MicroStrategy's rise is closely tied to the strategy of its founder, Michael Saylor. In August 2020, in the wake of the pandemic, MicroStrategy decided to start investing in Bitcoin as a hedge against inflation, a decision that transformed the little-known enterprise software maker into the world's most well-known "Bitcoin proxy." Over the past four years, MicroStrategy has issued about 40 announcements of Bitcoin purchases, accumulating approximately $18 billion worth of Bitcoin, making it the largest holder of Bitcoin among publicly listed companies in the US.
MicroStrategy started buying with cash flow, then levered up by raising funds through instruments like convertible notes, and plans to explore other financing methods to acquire even more Bitcoin. Saylor said this month at a public event: "We're basically creating leverage through the use of the convertible bond market Over time, as we move into the fixed income market, we'll consider issuing preferred stock - essentially a swap."
MicroStrategy has announced plans to buy Bitcoin in the years to come.
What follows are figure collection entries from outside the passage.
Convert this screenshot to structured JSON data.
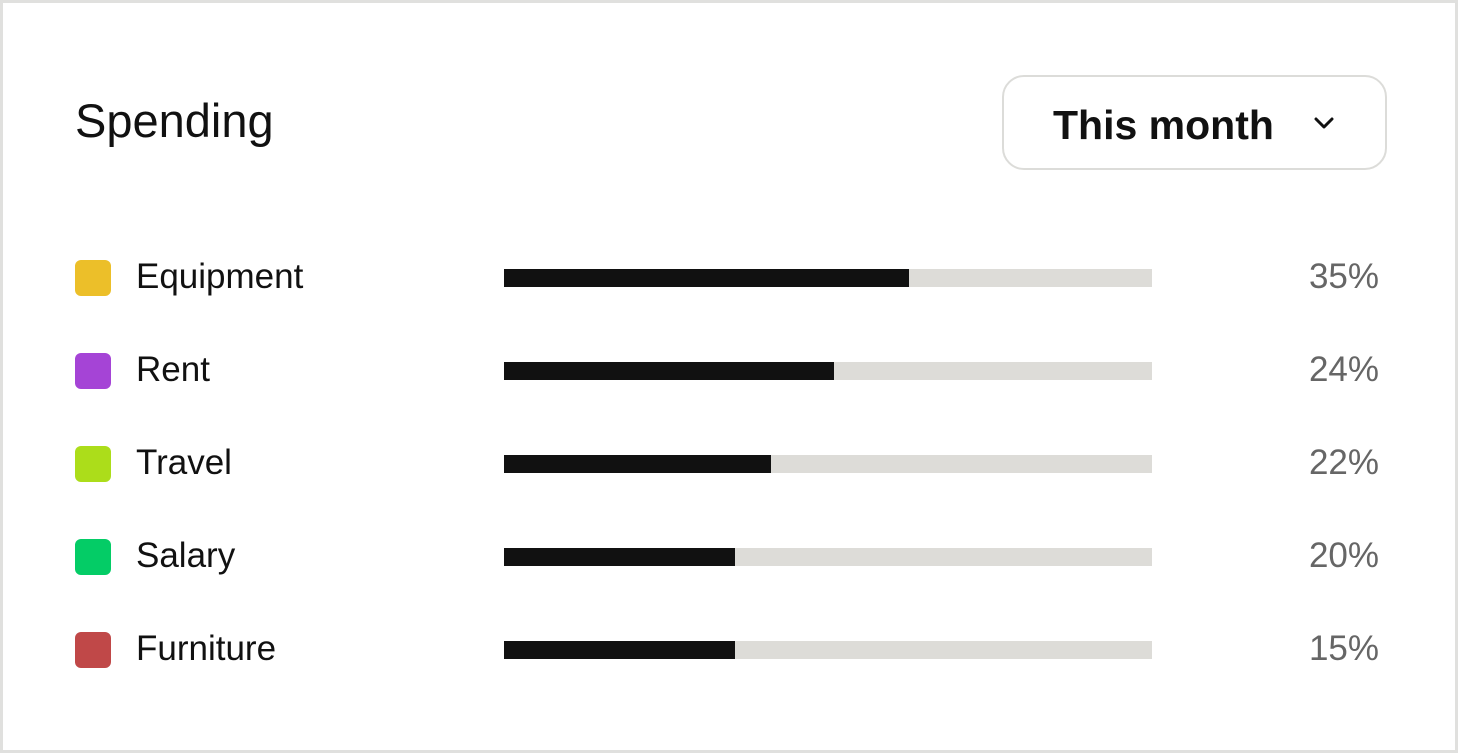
{
  "header": {
    "title": "Spending",
    "period": {
      "selected": "This month",
      "icon": "chevron-down-icon"
    }
  },
  "categories": [
    {
      "label": "Equipment",
      "percent_label": "35%",
      "bar_fraction": 0.625,
      "color": "#ecbf29"
    },
    {
      "label": "Rent",
      "percent_label": "24%",
      "bar_fraction": 0.51,
      "color": "#a544d6"
    },
    {
      "label": "Travel",
      "percent_label": "22%",
      "bar_fraction": 0.412,
      "color": "#acdd1a"
    },
    {
      "label": "Salary",
      "percent_label": "20%",
      "bar_fraction": 0.357,
      "color": "#04cc66"
    },
    {
      "label": "Furniture",
      "percent_label": "15%",
      "bar_fraction": 0.357,
      "color": "#c04848"
    }
  ]
}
After releasing its loss report overnight, MicroStrategy announced plans to raise $42 billion over the next three years, including $21 billion in equity and $21 billion in fixed income securities, to buy more Bitcoin. President and CEO Phong Le said in a statement: "Our focus remains on increasing shareholder value creation through our digital transformation of capital As a Bitcoin treasury company, we intend to use the additional capital to purchase more Bitcoin as a financial reserve asset."
Market expectations for MicroStrategy's future are split. On the one hand, the company's continuous leveraged Bitcoin buying strategy carries risks, especially when Bitcoin experiences a significant price decline, leading to substantial financial pressure on the company. On the other hand, the potential benefits brought about by the new accounting standards are also worth watching, but the implementation of these standards also carries uncertainty.
Overall, MicroStrategy's investment strategy is highly controversial, and the future trajectory of its stock price will depend on the direction of Bitcoin prices and the company's future operational strategies. Investors need to carefully assess the risks and opportunities and make rational investment decisions.